Hi...My first post here on Epi...so hello everyone.

 

I guess my first question to ask the thread starter is what terrain inbounds do you now ski and of it what is a challenge for you? Green, blue, black, or double black? Not all of those are created equal so on what mountain? Everyone here has their own 'crazy expert' level so without knowing that we can't give you any really good feedback.

 

Having said that, most mountains have terrain in bounds that can give the most expert skiers an adrenalin rush, you just need to look hard at your current mountains offerings and exploit them. Every day is different on the mountain and offers new challenges. Yes I know, you most likely have heard that before but it’s true. Recall the day that conditions or you’re skiing just doesn’t seem to be working. Those are the days that you learn and improve your abilities.

 

Back to your question, after indentifying your challenge limit level, where on your mountain are the areas you don’t normally ski? Find those and someone to ‘work’ you down them the first run and you will find your doable ‘crazy expert’ stuff.

 

As for suggestions, in my limited areas of ‘skied at’:

 

Kirkwood -  The extreme tours don’t go thru there for nothing each year.

Scwallywood (Squaw Valley) Around the K22 stuff and through the gates…

Portillo Chile (up the huge rope tow and hike to the left, skiers right)

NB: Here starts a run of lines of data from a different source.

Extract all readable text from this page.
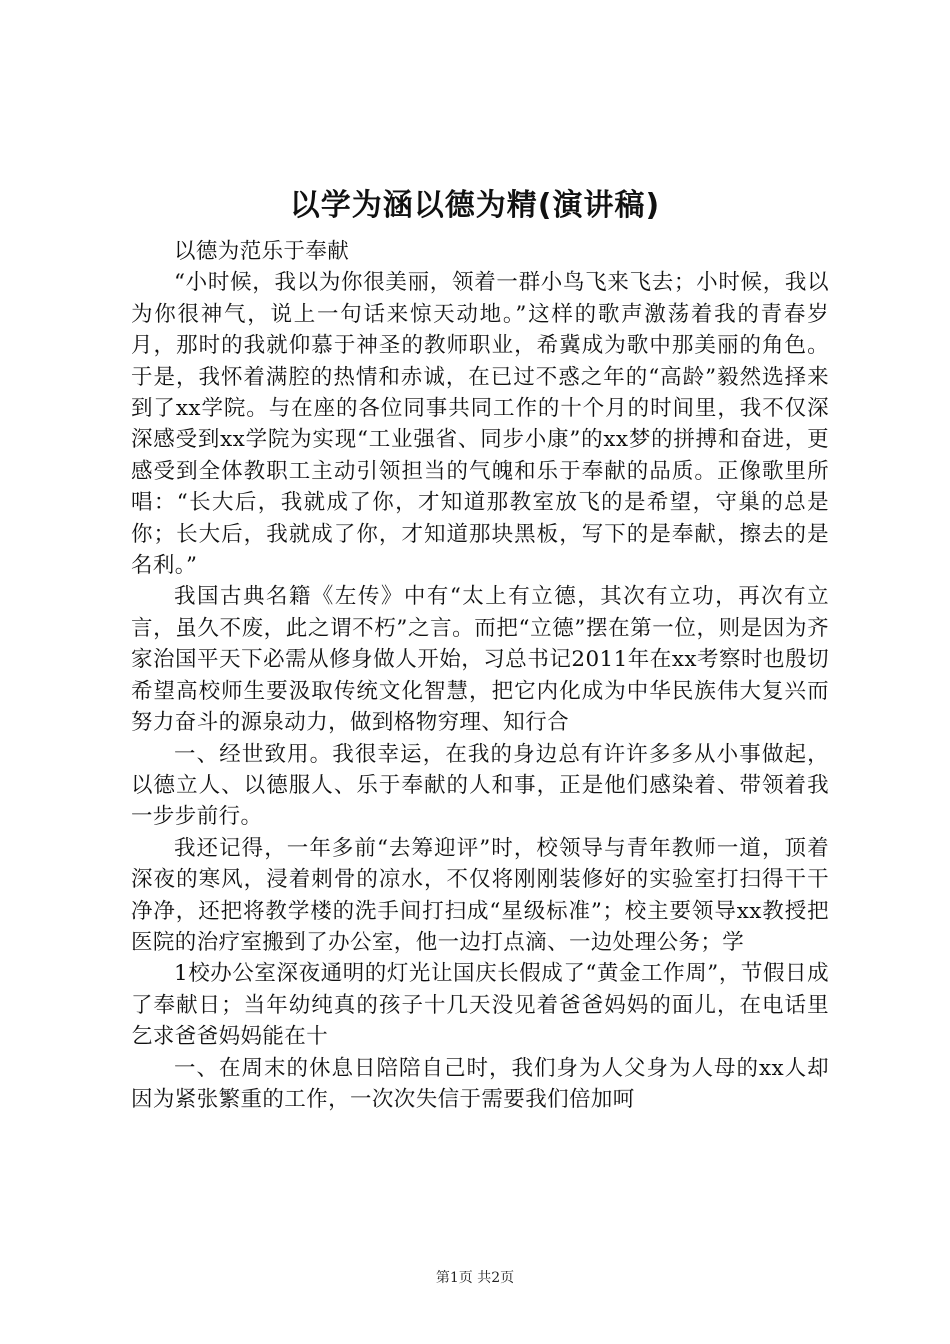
以学为涵以德为精(演讲稿)

以德为范乐于奉献

“小时候，我以为你很美丽，领着一群小鸟飞来飞去；小时候，我以为你很神气，说上一句话来惊天动地。”这样的歌声激荡着我的青春岁月，那时的我就仰慕于神圣的教师职业，希冀成为歌中那美丽的角色。于是，我怀着满腔的热情和赤诚，在已过不惑之年的“高龄”毅然选择来到了xx学院。与在座的各位同事共同工作的十个月的时间里，我不仅深深感受到xx学院为实现“工业强省、同步小康”的xx梦的拼搏和奋进，更感受到全体教职工主动引领担当的气魄和乐于奉献的品质。正像歌里所唱：“长大后，我就成了你，才知道那教室放飞的是希望，守巢的总是你；长大后，我就成了你，才知道那块黑板，写下的是奉献，擦去的是名利。”

我国古典名籍《左传》中有“太上有立德，其次有立功，再次有立言，虽久不废，此之谓不朽”之言。而把“立德”摆在第一位，则是因为齐家治国平天下必需从修身做人开始，习总书记2011年在xx考察时也殷切希望高校师生要汲取传统文化智慧，把它内化成为中华民族伟大复兴而努力奋斗的源泉动力，做到格物穷理、知行合

一、经世致用。我很幸运，在我的身边总有许许多多从小事做起，以德立人、以德服人、乐于奉献的人和事，正是他们感染着、带领着我一步步前行。

我还记得，一年多前“去筹迎评”时，校领导与青年教师一道，顶着深夜的寒风，浸着刺骨的凉水，不仅将刚刚装修好的实验室打扫得干干净净，还把将教学楼的洗手间打扫成“星级标准”；校主要领导xx教授把医院的治疗室搬到了办公室，他一边打点滴、一边处理公务；学

1校办公室深夜通明的灯光让国庆长假成了“黄金工作周”，节假日成了奉献日；当年幼纯真的孩子十几天没见着爸爸妈妈的面儿，在电话里乞求爸爸妈妈能在十

一、在周末的休息日陪陪自己时，我们身为人父身为人母的xx人却因为紧张繁重的工作，一次次失信于需要我们倍加呵

第1页 共2页
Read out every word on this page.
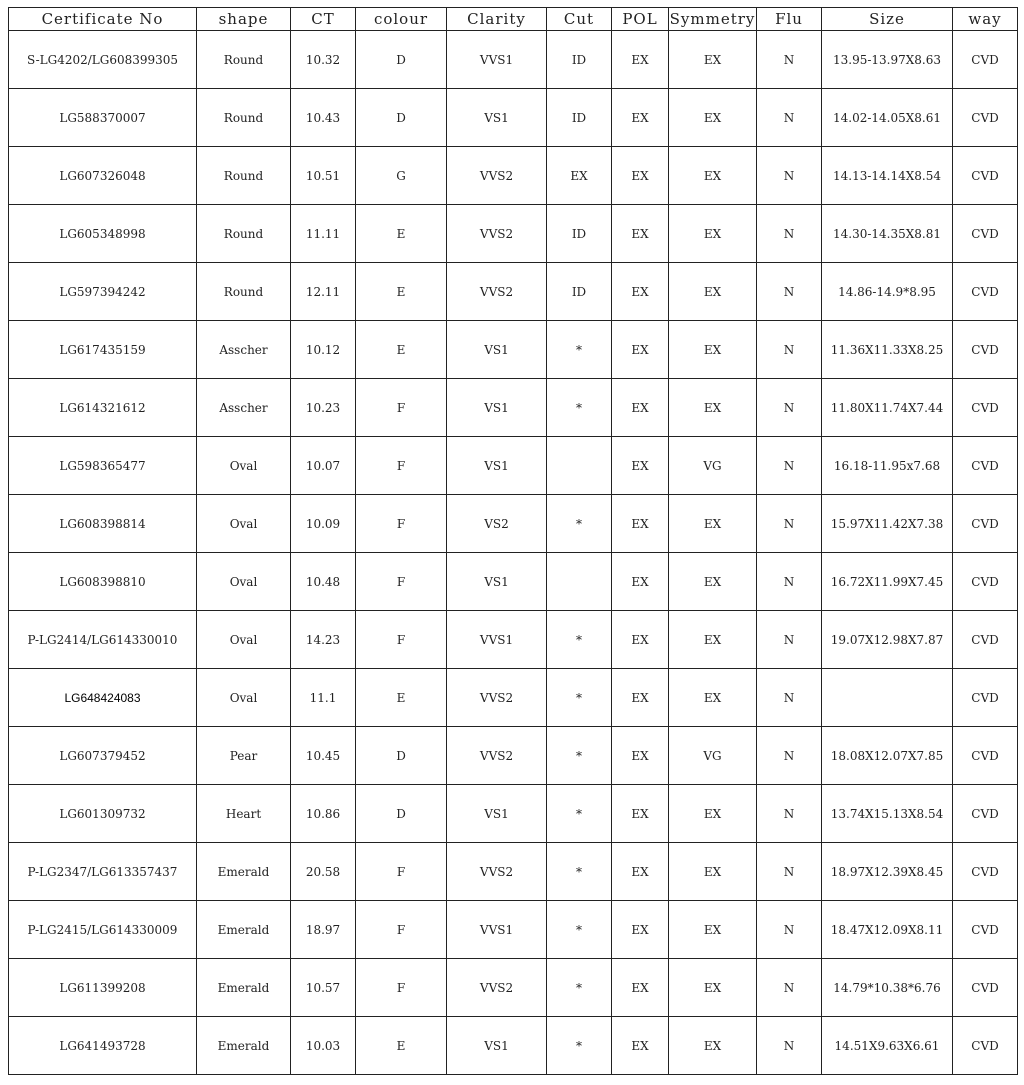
Certificate No	shape	CT	colour	Clarity	Cut	POL	Symmetry	Flu	Size	way
S-LG4202/LG608399305	Round	10.32	D	VVS1	ID	EX	EX	N	13.95-13.97X8.63	CVD
LG588370007	Round	10.43	D	VS1	ID	EX	EX	N	14.02-14.05X8.61	CVD
LG607326048	Round	10.51	G	VVS2	EX	EX	EX	N	14.13-14.14X8.54	CVD
LG605348998	Round	11.11	E	VVS2	ID	EX	EX	N	14.30-14.35X8.81	CVD
LG597394242	Round	12.11	E	VVS2	ID	EX	EX	N	14.86-14.9*8.95	CVD
LG617435159	Asscher	10.12	E	VS1	*	EX	EX	N	11.36X11.33X8.25	CVD
LG614321612	Asscher	10.23	F	VS1	*	EX	EX	N	11.80X11.74X7.44	CVD
LG598365477	Oval	10.07	F	VS1		EX	VG	N	16.18-11.95x7.68	CVD
LG608398814	Oval	10.09	F	VS2	*	EX	EX	N	15.97X11.42X7.38	CVD
LG608398810	Oval	10.48	F	VS1		EX	EX	N	16.72X11.99X7.45	CVD
P-LG2414/LG614330010	Oval	14.23	F	VVS1	*	EX	EX	N	19.07X12.98X7.87	CVD
LG648424083	Oval	11.1	E	VVS2	*	EX	EX	N		CVD
LG607379452	Pear	10.45	D	VVS2	*	EX	VG	N	18.08X12.07X7.85	CVD
LG601309732	Heart	10.86	D	VS1	*	EX	EX	N	13.74X15.13X8.54	CVD
P-LG2347/LG613357437	Emerald	20.58	F	VVS2	*	EX	EX	N	18.97X12.39X8.45	CVD
P-LG2415/LG614330009	Emerald	18.97	F	VVS1	*	EX	EX	N	18.47X12.09X8.11	CVD
LG611399208	Emerald	10.57	F	VVS2	*	EX	EX	N	14.79*10.38*6.76	CVD
LG641493728	Emerald	10.03	E	VS1	*	EX	EX	N	14.51X9.63X6.61	CVD
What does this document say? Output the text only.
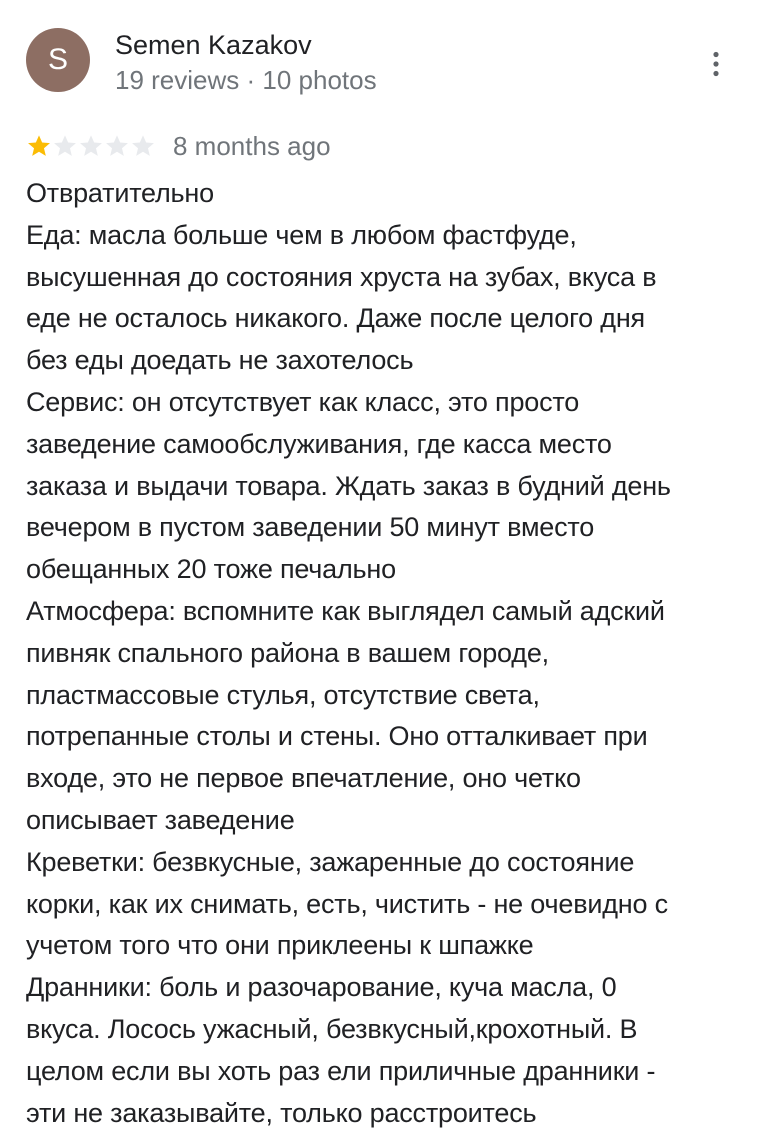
S Semen Kazakov
19 reviews · 10 photos
8 months ago
Отвратительно
Еда: масла больше чем в любом фастфуде,
высушенная до состояния хруста на зубах, вкуса в
еде не осталось никакого. Даже после целого дня
без еды доедать не захотелось
Сервис: он отсутствует как класс, это просто
заведение самообслуживания, где касса место
заказа и выдачи товара. Ждать заказ в будний день
вечером в пустом заведении 50 минут вместо
обещанных 20 тоже печально
Атмосфера: вспомните как выглядел самый адский
пивняк спального района в вашем городе,
пластмассовые стулья, отсутствие света,
потрепанные столы и стены. Оно отталкивает при
входе, это не первое впечатление, оно четко
описывает заведение
Креветки: безвкусные, зажаренные до состояние
корки, как их снимать, есть, чистить - не очевидно с
учетом того что они приклеены к шпажке
Дранники: боль и разочарование, куча масла, 0
вкуса. Лосось ужасный, безвкусный,крохотный. В
целом если вы хоть раз ели приличные дранники -
эти не заказывайте, только расстроитесь
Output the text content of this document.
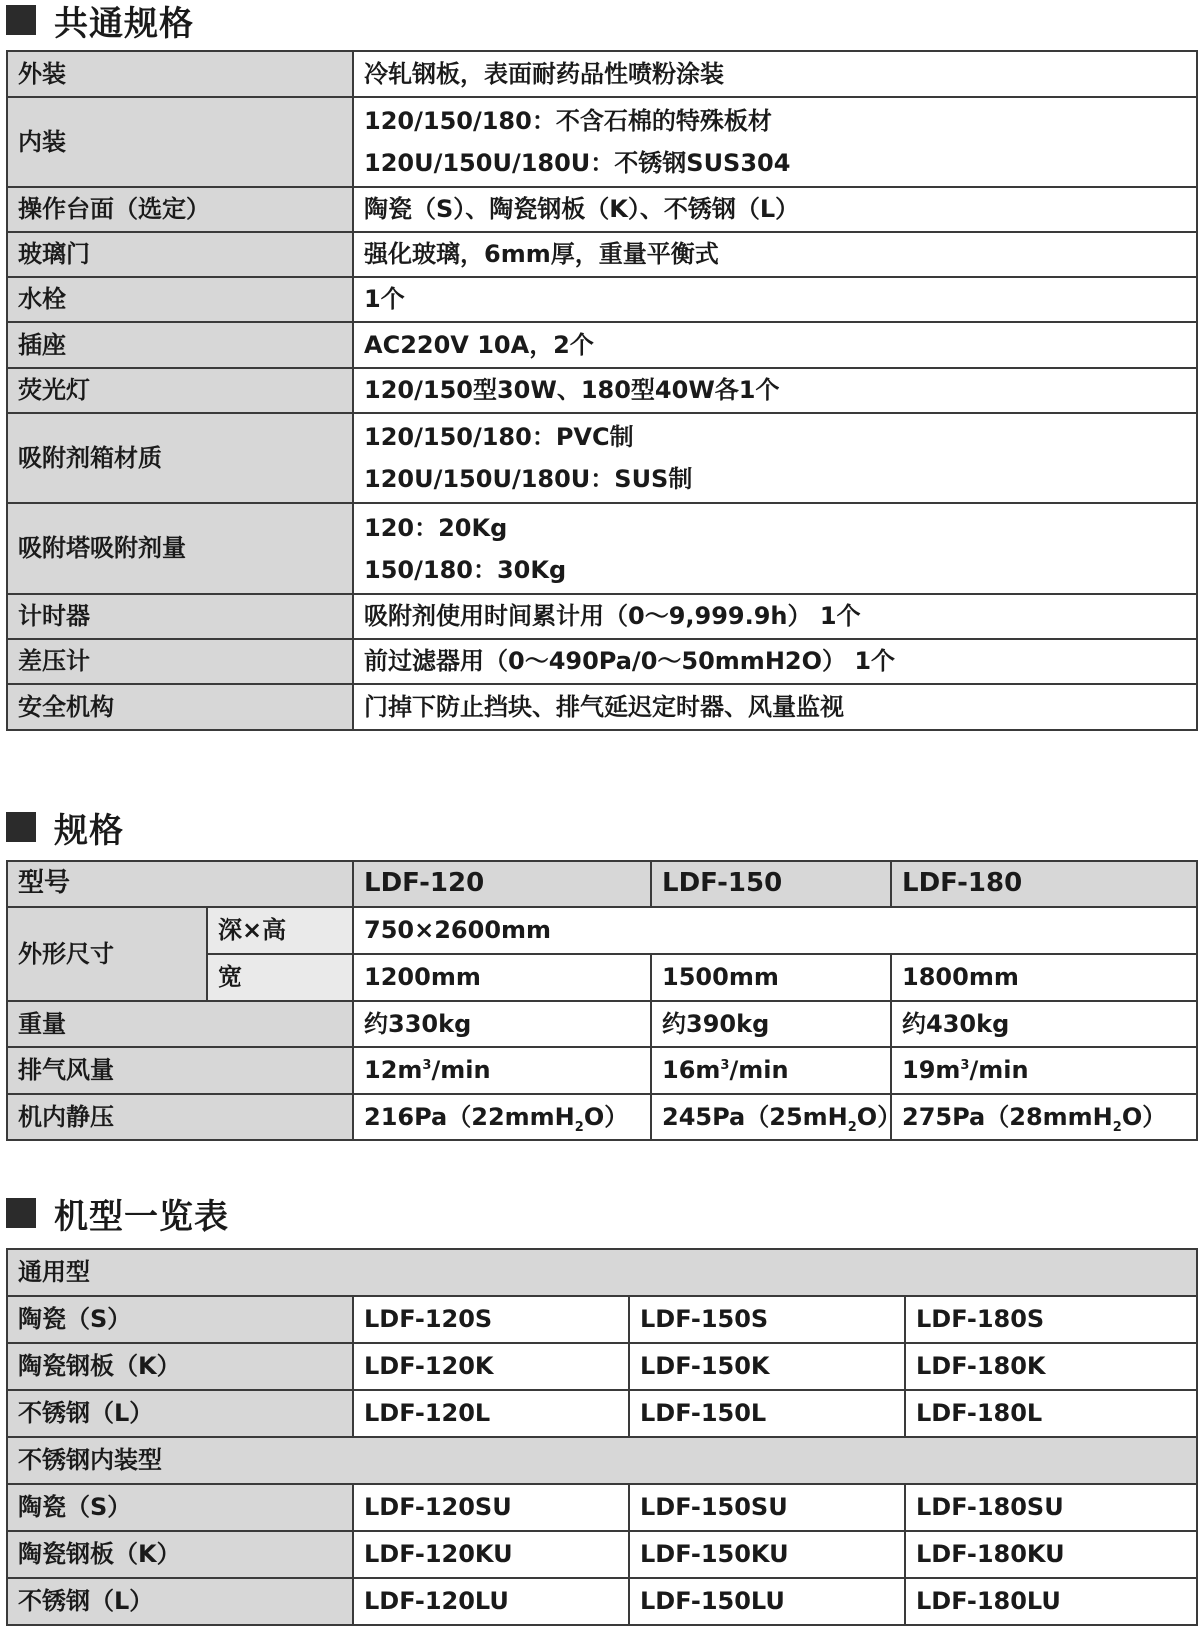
共通规格
外装	冷轧钢板，表面耐药品性喷粉涂装
内装	120/150/180：不含石棉的特殊板材
120U/150U/180U：不锈钢SUS304

操作台面（选定）	陶瓷（S）、陶瓷钢板（K）、不锈钢（L）
玻璃门	强化玻璃，6mm厚，重量平衡式
水栓	1个
插座	AC220V 10A，2个
荧光灯	120/150型30W、180型40W各1个
吸附剂箱材质	120/150/180：PVC制
120U/150U/180U：SUS制

吸附塔吸附剂量	120：20Kg
150/180：30Kg

计时器	吸附剂使用时间累计用（0～9,999.9h） 1个
差压计	前过滤器用（0～490Pa/0～50mmH2O） 1个
安全机构	门掉下防止挡块、排气延迟定时器、风量监视
规格
型号		LDF-120	LDF-150	LDF-180
外形尺寸	深×高	750×2600mm		
	宽	1200mm	1500mm	1800mm
重量		约330kg	约390kg	约430kg
排气风量		$12m^3/\min$	$16m^3/\min$	$19m^3/\min$
机内静压		216Pa（22mmH$_2$O）	$245Pa(25mH_2O)$	275Pa（28mmH$_2$O）
机型一览表
通用型			
陶瓷（S）	LDF-120S	LDF-150S	LDF-180S
陶瓷钢板（K）	LDF-120K	LDF-150K	LDF-180K
不锈钢（L）	LDF-120L	LDF-150L	LDF-180L
不锈钢内装型			
陶瓷（S）	LDF-120SU	LDF-150SU	LDF-180SU
陶瓷钢板（K）	LDF-120KU	LDF-150KU	LDF-180KU
不锈钢（L）	LDF-120LU	LDF-150LU	LDF-180LU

Off of hwy 50 coming down from Echo Summit. Third turnout if I recall correctly. You need someone to pick you up in Christmas Valley on some road I cannot think of right now.

 

I’ve skied elsewhere but these stand out.

 

post #80 of 83
Quote:
Originally Posted by scadvice View Post
 

Hi...My first post here on Epi...so hello everyone.

 

. . .

Welcome to EpicSki!  Have you found the general Tahoe thread yet?  Or the one about the Gathering in March at Squaw/Alpine and Mammoth?

post #81 of 83
Quote:
Originally Posted by marznc View Post
 

Welcome to EpicSki!  Have you found the general Tahoe thread yet?  Or the one about the Gathering in March at Squaw/Alpine and Mammoth?

Nope, I look for them!

post #82 of 83
Quote:
Originally Posted by scadvice View Post
 
Quote:
Originally Posted by marznc View Post
 

Welcome to EpicSki!  Have you found the general Tahoe thread yet?  Or the one about the Gathering in March at Squaw/Alpine and Mammoth?

Nope, I look for them!

The threads about EpicSki Gatherings are usually in the Getting Together section of EpicSki Community.  Use the Forums drop down menu to get there.

 

Here's the Tahoe thread for this season:

http://epicski.onthesnow.com/t/121501/2013-14-tahoe-weather-discussion-stoke

 

Have fun!

post #83 of 83
Quote:
Originally Posted by alexzn View Post


Oh yes, that's probably as close to an iconic image of Squaw Valley as you can find. It was hanging in the hallway of the old season pass office, apparently Andy Wirth has it behind his desk, and Keoki Gallery does a good business selling the prints (as it should, the photo is fantastic, without knowing the line it's not even clear how he got there and what he would do next). None of the Squaw lines are true Big Mountain skiing in the pure sense of the word, maybe the race to the Fingers or some lines down Silverado would qualify. But when you stand on top of one of the Sqyallywood lines, you could not care less about whether it's big mountain skiing or not, it's still scary.

 

Nice photo of that line being skied by Matt Reardon appeared in Powder last year at some point, from a different angle and shows how steep it truly is, but I agree that the one with Shane is an iconic image.